Kassenärzte keine Amtsträger - BGH erklärt korrupte Vertragsärzte für nicht strafbar

Strafrecht und Justizvollzug
23.06.2012528 Mal gelesen
Kassenärzte, die von einem Pharma-Unternehmen Vorteile als Gegenleistung für die Verordnung von Arzneimitteln dieses Unternehmens entgegennehmen, machen sich nicht wegen Bestechlichkeit nach § 332 StGB strafbar. Auch eine Strafbarkeit wegen Bestechlichkeit im geschäftlichen Verkehr nach § 299 Abs. 1 StGB scheidet aus.

Nach langen Monaten der Unsicherheit sowohl der betroffenen Ärzte und sonstigen Beteiligten des Gesundheitswesens als auch der Staatsanwaltschaften veröffentlichte der Bundesgerichtshof am Freitag seine Entscheidung und sorgte somit für Rechtssicherheit: Ärzte können nicht wegen Bestechlichkeit strafbar sein (BGH, Beschl. v. 29.03.2012, Az. GSSt 2/11). Der BGH kommt nach Prüfung der aktuellen Gesetzeslage zu dem Ergebnis, dass niedergelassene Vertragsärzte weder als Amtsträger zu betrachten sind noch als Beauftragte der Krankenkassen handeln, wenn sie ihren Patienten Medikamente verschreiben. Die gesetzlichen Krankenkassen seien zwar Stellen öffentlicher Verwaltung im Sinne der gesetzlichen Amtsträgerdefinition. Der freiberuflich tätige Kassenarzt aber sei weder Angestellter noch Funktionsträger einer öffentlichen Behörde.
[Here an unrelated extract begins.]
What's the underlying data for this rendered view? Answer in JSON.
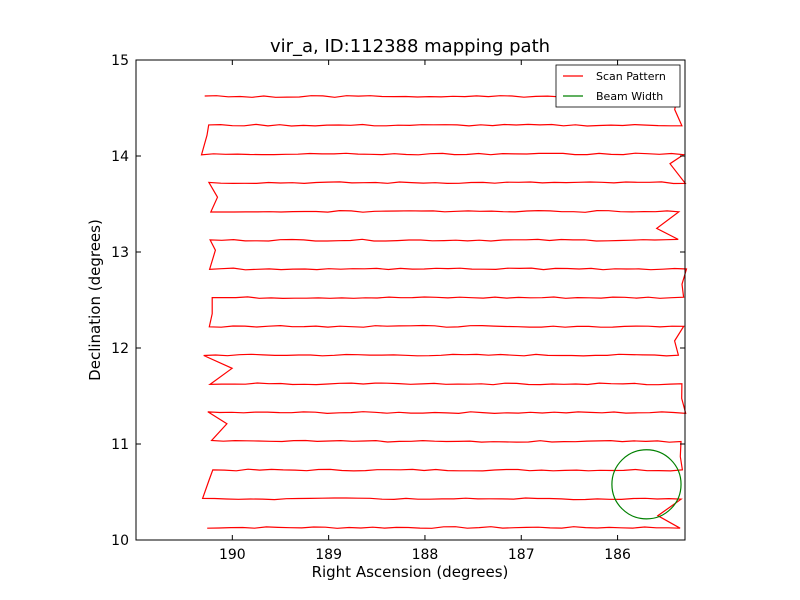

Vielmehr werde er durch den Versicherten ausgewählt. Die Verordnung eines Arzneimittels vollziehe sich im Rahmen der ärztlichen Behandlung dieses Patienten, einem personal geprägten Vertrauensverhältnis zwischen dem Patienten und seinem Arzt. Die Einbindung des Kassenarztes in das System öffentlich gelenkter Daseinsfürsorge verleihe der ärztlichen Tätigkeit nicht den Charakter hoheitlich gesteuerter Verwaltungsausübung, so dass er kein Amtsträger sein könne.
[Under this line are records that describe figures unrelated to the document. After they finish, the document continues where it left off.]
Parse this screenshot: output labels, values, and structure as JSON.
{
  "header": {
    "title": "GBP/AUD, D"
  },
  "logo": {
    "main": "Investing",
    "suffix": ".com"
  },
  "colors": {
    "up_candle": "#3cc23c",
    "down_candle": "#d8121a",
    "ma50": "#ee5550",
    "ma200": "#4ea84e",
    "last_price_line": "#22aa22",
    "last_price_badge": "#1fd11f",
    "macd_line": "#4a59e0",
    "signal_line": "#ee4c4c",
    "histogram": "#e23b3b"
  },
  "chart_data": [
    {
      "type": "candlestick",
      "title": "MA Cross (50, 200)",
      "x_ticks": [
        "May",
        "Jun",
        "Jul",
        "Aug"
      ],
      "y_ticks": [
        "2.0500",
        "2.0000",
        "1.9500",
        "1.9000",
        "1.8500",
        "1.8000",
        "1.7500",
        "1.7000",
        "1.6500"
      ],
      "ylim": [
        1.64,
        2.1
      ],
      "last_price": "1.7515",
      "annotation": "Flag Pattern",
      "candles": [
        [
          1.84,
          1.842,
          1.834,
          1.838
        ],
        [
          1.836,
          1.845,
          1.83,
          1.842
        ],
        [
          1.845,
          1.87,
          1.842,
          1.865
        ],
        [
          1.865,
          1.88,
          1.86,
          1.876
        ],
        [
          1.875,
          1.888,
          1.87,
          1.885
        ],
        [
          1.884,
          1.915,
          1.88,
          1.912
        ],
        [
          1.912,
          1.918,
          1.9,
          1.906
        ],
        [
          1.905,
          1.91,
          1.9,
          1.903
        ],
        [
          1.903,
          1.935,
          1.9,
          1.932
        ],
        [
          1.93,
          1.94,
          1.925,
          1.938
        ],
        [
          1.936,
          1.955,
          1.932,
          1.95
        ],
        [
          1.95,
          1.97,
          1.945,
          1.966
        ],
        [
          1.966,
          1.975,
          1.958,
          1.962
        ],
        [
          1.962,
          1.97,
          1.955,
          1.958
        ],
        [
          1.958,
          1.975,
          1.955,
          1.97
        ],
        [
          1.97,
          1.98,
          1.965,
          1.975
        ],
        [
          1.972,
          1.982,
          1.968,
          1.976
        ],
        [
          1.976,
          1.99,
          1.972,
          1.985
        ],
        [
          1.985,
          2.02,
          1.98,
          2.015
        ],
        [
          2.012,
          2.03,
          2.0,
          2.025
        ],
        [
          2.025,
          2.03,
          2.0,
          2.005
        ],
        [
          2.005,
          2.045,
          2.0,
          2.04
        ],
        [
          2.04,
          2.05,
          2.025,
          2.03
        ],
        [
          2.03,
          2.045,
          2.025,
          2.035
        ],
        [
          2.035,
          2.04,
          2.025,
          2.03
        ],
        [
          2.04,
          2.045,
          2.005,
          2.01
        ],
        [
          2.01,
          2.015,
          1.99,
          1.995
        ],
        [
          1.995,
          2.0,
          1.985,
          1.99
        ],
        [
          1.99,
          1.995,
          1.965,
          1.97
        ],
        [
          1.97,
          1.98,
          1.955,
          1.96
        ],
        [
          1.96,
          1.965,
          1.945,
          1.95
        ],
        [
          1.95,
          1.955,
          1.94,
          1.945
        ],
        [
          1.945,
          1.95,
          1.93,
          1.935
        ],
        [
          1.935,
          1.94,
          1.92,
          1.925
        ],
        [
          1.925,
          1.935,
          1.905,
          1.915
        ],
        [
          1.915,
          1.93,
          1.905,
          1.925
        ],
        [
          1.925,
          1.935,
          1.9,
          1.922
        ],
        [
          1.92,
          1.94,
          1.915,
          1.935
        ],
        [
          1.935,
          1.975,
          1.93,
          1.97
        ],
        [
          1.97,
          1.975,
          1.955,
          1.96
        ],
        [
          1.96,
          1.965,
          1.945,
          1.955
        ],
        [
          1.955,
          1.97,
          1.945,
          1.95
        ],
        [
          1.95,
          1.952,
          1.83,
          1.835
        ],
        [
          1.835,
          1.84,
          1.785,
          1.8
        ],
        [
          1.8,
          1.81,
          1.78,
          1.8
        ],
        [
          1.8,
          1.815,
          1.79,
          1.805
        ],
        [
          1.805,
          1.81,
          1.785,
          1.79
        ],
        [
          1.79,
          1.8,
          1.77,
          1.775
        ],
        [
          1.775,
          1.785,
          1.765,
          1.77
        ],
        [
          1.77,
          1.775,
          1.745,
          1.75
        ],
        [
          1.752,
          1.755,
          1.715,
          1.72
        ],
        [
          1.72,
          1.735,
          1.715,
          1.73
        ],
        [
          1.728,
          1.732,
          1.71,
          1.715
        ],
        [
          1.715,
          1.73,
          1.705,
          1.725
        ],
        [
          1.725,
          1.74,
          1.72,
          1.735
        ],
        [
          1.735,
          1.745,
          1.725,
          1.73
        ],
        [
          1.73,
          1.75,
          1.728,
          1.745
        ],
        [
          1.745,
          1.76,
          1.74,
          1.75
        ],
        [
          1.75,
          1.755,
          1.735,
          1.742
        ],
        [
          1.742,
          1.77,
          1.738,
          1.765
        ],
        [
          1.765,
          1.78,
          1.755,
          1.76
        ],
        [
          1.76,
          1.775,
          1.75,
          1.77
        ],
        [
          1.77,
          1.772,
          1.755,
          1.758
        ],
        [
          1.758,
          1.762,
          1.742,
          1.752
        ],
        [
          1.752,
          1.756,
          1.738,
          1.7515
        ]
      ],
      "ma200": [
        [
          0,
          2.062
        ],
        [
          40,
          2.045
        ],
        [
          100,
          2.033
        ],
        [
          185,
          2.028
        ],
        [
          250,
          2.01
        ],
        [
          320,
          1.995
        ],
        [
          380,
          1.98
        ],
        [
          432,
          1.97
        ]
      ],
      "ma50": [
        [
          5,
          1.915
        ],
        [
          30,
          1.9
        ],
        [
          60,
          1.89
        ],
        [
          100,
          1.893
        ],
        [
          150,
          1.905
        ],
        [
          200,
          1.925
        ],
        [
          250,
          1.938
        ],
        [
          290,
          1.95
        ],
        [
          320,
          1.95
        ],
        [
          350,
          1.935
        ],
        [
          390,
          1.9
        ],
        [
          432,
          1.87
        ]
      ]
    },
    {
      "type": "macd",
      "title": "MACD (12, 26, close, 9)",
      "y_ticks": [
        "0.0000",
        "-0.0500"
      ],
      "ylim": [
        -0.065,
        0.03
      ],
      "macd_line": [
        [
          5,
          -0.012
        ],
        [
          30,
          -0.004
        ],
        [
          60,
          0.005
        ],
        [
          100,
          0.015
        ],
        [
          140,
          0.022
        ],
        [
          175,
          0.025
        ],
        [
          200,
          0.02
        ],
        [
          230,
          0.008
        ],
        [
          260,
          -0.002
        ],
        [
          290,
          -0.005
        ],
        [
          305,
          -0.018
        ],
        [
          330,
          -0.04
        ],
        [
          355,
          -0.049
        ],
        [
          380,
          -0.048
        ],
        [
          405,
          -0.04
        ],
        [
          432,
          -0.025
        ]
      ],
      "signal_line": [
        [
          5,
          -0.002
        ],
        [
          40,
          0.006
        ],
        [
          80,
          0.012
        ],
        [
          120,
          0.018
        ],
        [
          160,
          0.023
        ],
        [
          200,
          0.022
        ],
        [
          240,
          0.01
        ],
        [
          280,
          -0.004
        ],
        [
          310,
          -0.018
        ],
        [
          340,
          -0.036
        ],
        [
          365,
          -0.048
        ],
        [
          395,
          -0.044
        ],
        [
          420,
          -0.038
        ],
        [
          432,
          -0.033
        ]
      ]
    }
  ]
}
Der Bundesgerichtshof wies zudem darauf hin, dass er nur zu entscheiden hatte, ob korruptives Verhalten von Kassenärzten und Mitarbeitern von Pharmaunternehmen nach dem geltenden Strafrecht strafbar ist. Darüber zu befinden, ob die Korruption im Gesundheitswesen strafwürdig ist und durch Schaffung entsprechender Straftatbestände eine effektive strafrechtliche Ahndung ermöglicht werden soll, sei Aufgabe des Gesetzgebers.